Last weekend was dedicated to the annual apple pressing. Every year we harvest a hotchpotch of eating and cooking apples from the orchard to transform into a year’s supply of apple juice. By late October, most of our trees (with the exception of the two Spartans and a little tree of unknown variety by the fruit cage) have littered the orchard floor with windfalls and there are only a few apples left on the branches. This year was no exception, particularly given the arrival of some very blowy weather courtesy of Storm Brian.
We start by gathering as many apples as we can in an old wheelbarrow, beginning on one side of the orchard and working our way across to the other. We only collect the apples that are in good condition. Those with large bruises, goose bites or hen pecks are left where they fell. Each time the wheelbarrow fills up, we transport the cargo up to the front garden and empty it onto the grass, where the apples are piled up in their different varieties for processing. The geese usually waddle happily after us, motivated both by their love of apples and compulsion for wheelbarrow chasing. It usually takes about eight trips to gather all the fruit up.
The apples are then washed in an enormous tub; fed through a garden shredder (which we use solely for apple scrattering); wrapped up in muslin; and juiced using a wooden press. We made the apple press ourselves from a few pieces of untreated pine, bolted together into a frame. To hold the shredded apple, we use a plastic honey tank (basically a large bucket), which has had its bottom and sides peppered with drill holes, so the apple juice can flow out quickly and easily. We’ve also braced the tank with some cable ties to ensure that the whole thing doesn’t split apart under the pressure of the press. A large plastic potting tray with a hole the bottom, catches the juice as it spills out and directs it into bucket below. The press itself is powered by a hand-cranked hydraulic car jack, which sits on top of several wooden blocks. It’s certainly not the prettiest apple press we’ve ever seen, but it works a treat and allows us to process the apples in big batches, which is a real time saver.

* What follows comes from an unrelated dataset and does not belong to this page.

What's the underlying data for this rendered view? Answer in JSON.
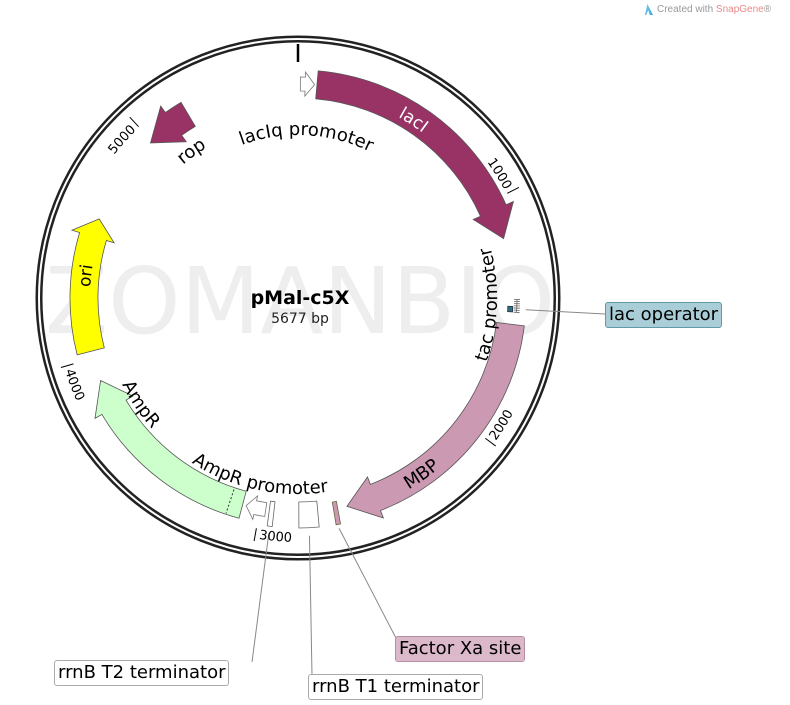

As each bucket full of juice is collected (we usually get around 8 litres of juice per pressing), it is filtered through some more muslin suspended over a brewing bucket with a tap attachment. We then switch on the tap to fill up the 1L glass milk bottles we bought from a wholesaler and reuse every year. The bottles are then put in an electric jam maker (which we use as a pasturiser) for around twenty-five minutes at 75°C, which should ensure the juice will keep for at least a year.
This year the apple pressing weekend juice total was 93 litres. Most of the apple juice is now sitting in neat bottled rows in a rather crowded kitchen cupboard, but we’ve also left 23 litres of juice in the brewing bucket with a sprinkling of yeast, so that it can ferment into cider. We’re also planning on leaving some of the cider exposed to the air so that it turns into raw apple cider vinegar. A tiring weekend, but a very satisfying task in the seasonal year to complete.